Mica Todorović | |
Birth Date: | 1900 |
Death Date: | 1981 |
Death Place: | Sarajevo |
Birth Place: | Sarajevo |
Resting Place: | Bare Cemetery |
Style: | Still life |
Known For: | Painting |
Notable Works: | "The Last Victims of Jasenovac and Gradiška" |
Education: | Academy of Fine Arts in Zagreb |
Mica Todorović (1900 - 1981) was a Bosnian painter, who was a founding member of the Association of Fine Artists of Bosnia Herzegovina.
Todorović was born in Sarajevo in 1900.[1] Her secondary education was at the Girls High School there, and in 1920 she enrolled at the Academy of Fine Arts in Zagreb, where she was the only woman in her class.[2] She graduated in 1926 and returned to Sarajevo, which was a centre for all kinds of visual art.[3] She then travelled to Italy, where she studied Renaissance art.[4] During the Second World War she was imprisoned in the Stara Gradiška concentration camp and later deported to Austria to work as forced labour. In 1945 she was a founding member of the Association of Fine Artists of Bosnia Herzegovina. She was also the first woman to be a full member of the Bosnian Academy of Sciences & Arts, as a well as a member of the Serbian Academy of Sciences & Arts. She was also one of the first professors at the School of Applied Arts in Sarajevo, where she worked until her retirement. She died in 1981 and is buried in Bare Cemetery.
Todorović's first exhibition was held in England in 1930.[5] As a socialist, she became connected to the collective Zagreb Zemlja, who she exhibited work alongside in Ljubljana, and across Europe. The group was made up of artists working in naïve styles, who wanted to represent working-class life.[6] In 1932 she returned to Sarajevo and was a member of the Communist Party of Yugoslavia. From 1937 she worked primarily with paints, and develops a strong eye for colour.
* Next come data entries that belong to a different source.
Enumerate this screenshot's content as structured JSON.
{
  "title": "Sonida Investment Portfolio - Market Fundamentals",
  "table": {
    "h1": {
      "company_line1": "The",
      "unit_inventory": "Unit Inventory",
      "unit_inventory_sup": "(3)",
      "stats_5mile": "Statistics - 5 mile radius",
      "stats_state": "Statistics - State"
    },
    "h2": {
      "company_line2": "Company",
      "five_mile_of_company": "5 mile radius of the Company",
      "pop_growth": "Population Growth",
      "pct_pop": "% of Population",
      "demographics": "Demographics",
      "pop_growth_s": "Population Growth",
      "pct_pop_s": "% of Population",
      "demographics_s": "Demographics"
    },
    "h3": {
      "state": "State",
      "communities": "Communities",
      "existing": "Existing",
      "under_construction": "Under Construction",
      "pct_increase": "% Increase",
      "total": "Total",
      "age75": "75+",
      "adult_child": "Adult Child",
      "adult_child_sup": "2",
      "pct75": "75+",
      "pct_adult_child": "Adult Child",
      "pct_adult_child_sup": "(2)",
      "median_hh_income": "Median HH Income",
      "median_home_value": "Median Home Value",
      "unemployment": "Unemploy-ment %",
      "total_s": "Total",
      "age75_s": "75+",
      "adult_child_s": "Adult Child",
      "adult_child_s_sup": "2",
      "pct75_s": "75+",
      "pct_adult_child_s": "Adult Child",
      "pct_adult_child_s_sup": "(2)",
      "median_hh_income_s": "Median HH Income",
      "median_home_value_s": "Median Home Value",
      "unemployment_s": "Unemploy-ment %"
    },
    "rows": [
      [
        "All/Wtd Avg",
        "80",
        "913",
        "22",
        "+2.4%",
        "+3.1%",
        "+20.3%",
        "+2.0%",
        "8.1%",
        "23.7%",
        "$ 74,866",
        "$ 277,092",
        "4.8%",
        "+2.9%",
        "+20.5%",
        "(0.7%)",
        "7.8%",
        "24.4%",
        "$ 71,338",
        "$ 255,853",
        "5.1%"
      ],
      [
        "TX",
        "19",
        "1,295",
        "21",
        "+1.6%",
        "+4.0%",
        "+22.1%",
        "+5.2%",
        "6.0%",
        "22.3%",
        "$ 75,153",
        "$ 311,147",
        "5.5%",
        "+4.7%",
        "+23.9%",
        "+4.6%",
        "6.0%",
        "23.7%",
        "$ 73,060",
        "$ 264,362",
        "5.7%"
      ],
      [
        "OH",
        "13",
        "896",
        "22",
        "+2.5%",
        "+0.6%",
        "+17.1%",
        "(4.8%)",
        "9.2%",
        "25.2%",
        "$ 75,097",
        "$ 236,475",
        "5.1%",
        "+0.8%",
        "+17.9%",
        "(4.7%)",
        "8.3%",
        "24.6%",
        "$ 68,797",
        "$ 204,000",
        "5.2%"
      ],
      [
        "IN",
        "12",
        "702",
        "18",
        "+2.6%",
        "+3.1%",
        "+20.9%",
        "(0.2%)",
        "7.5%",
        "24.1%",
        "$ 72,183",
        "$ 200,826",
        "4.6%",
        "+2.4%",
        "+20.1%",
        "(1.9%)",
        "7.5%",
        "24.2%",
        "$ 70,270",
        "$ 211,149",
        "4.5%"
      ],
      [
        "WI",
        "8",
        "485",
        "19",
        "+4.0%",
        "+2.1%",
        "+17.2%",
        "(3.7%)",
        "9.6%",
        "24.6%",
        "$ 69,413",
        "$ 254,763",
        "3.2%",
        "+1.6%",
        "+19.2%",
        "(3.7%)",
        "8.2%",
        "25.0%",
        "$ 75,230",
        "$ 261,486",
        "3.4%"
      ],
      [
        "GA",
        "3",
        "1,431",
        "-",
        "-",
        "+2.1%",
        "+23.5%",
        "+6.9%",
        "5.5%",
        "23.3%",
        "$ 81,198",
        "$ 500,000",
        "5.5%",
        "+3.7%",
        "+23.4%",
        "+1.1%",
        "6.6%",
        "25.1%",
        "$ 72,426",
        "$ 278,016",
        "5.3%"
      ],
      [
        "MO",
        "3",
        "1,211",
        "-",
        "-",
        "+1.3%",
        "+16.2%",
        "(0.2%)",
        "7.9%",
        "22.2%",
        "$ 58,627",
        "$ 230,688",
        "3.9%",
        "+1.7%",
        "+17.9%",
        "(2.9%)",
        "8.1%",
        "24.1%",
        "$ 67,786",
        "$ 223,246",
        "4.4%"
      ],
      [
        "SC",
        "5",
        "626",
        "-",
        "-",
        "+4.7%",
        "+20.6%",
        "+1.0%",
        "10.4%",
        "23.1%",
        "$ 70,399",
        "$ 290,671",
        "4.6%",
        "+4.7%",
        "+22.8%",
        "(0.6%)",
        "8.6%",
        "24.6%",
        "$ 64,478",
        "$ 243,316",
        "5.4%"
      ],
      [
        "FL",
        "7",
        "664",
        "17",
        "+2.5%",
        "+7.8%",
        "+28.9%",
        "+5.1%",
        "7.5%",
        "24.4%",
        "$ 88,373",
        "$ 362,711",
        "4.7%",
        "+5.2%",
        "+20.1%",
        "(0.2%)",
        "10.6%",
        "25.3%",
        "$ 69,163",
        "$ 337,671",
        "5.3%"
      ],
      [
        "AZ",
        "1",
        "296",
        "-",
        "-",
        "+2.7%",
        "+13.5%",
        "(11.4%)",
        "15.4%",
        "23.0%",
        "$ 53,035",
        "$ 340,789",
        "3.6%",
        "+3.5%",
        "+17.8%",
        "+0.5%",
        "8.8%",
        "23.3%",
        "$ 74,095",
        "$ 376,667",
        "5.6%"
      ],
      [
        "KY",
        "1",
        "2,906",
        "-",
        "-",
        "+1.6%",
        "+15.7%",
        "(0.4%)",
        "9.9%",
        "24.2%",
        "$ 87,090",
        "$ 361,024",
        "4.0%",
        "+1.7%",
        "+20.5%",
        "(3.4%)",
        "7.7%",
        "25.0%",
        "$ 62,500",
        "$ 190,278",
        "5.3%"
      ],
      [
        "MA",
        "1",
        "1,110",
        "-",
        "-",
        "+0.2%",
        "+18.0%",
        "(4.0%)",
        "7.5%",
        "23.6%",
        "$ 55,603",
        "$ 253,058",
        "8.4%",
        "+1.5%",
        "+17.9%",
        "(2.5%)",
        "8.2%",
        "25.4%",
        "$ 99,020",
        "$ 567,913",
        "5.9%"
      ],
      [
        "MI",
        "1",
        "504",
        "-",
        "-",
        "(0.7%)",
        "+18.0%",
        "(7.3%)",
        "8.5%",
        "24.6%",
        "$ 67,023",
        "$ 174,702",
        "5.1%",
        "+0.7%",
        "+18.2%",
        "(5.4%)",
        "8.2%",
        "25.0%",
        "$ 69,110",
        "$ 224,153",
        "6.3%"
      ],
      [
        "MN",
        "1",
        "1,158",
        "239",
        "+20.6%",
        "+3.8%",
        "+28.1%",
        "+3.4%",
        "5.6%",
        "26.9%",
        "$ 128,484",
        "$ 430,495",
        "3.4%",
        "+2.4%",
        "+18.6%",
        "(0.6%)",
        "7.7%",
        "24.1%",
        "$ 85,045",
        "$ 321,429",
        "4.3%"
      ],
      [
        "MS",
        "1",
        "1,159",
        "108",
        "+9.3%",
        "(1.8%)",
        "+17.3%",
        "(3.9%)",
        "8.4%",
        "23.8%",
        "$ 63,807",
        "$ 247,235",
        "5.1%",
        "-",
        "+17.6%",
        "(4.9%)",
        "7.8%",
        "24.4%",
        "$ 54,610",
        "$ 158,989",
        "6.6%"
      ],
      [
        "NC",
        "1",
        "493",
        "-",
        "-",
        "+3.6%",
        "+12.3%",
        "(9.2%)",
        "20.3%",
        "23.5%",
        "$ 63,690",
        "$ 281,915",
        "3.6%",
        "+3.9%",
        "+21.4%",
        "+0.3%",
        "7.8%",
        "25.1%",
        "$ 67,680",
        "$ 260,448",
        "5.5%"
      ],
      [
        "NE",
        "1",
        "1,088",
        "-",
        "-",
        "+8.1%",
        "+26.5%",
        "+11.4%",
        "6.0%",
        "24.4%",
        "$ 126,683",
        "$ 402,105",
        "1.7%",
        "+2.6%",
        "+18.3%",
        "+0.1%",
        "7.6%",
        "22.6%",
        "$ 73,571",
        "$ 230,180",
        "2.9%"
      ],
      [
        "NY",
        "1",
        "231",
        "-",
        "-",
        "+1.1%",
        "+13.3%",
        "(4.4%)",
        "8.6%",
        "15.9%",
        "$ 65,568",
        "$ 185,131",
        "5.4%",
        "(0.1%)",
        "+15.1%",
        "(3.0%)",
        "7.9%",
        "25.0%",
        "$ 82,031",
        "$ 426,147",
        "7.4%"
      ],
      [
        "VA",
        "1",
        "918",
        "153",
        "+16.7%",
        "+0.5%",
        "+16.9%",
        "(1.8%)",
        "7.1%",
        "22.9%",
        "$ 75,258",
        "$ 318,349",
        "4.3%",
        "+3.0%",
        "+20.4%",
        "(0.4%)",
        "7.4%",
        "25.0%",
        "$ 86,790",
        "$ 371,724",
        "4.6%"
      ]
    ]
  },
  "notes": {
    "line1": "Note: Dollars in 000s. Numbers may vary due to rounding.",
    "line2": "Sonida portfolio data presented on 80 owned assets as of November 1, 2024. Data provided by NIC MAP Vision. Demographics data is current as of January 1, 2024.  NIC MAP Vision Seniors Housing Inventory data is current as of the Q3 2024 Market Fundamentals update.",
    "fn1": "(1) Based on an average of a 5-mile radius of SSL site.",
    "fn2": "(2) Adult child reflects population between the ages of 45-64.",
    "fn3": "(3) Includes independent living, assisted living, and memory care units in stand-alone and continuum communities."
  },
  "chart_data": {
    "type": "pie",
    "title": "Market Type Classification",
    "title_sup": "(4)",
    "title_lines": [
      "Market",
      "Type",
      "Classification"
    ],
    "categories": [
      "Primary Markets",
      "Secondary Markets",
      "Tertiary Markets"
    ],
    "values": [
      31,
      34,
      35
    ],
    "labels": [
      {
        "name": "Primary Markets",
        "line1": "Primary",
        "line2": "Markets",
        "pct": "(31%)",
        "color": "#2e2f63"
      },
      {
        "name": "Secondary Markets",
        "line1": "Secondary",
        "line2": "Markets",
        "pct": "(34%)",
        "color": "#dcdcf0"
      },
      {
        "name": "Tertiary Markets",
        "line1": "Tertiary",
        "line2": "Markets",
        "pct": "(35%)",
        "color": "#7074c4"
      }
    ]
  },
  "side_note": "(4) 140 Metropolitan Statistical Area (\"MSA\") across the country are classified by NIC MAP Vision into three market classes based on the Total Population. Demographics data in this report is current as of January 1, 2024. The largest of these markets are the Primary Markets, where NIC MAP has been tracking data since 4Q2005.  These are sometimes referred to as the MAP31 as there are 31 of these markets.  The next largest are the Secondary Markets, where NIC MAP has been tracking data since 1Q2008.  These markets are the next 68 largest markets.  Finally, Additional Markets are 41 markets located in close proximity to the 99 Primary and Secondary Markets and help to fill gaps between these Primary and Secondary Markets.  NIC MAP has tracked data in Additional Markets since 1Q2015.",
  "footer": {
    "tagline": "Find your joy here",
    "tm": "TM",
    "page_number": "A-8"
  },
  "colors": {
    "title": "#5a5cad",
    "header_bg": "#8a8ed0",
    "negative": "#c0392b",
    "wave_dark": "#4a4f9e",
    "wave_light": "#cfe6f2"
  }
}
In 1945 she was the only artist to testify at the State Commission for the Establishment of War Crimes in Belgrade, where her series of drawings "The Last Victims of Jasenovac and Gradiška", which depict life in concentration camps, were used as evidence. After the Second World War, human figures disappear from her work and she draws inspiration from objects around her. Despite exhibiting collectively within Yugoslavia, and independently in Europe, Todorović's first solo exhibition did not take place in Belgrade until 1954. She had subsequent shows in Sarajevo in 1962 and 1975 and also in Belgrade once more in 1968.
In 1959, the painting Venice, which is mostly in shades of white, is a turning point in her style and she enters a 'White Phase of her career. From 1962 her work evolves again, this time to include oil pastels as well as paint. In 1980 a retrospective of her work was held at the National Gallery of Bosnia and Herzegovina. In 2019 drawings by Todorović which were created between 1929 and 1933 were exhibited in a show also at National Gallery of Bosnia and Herzegovina.[7] The gallery has over 300 of her works in its collection, some of which are on permanent display.[8]
In 1992 the ten-storey building that belonged to the Oslobođenje newspaper was destroyed, and amongst the losses were photographs taken by Todorović.[9]
A street in Gorica, the area of Sarajevo that she lived in bears her name.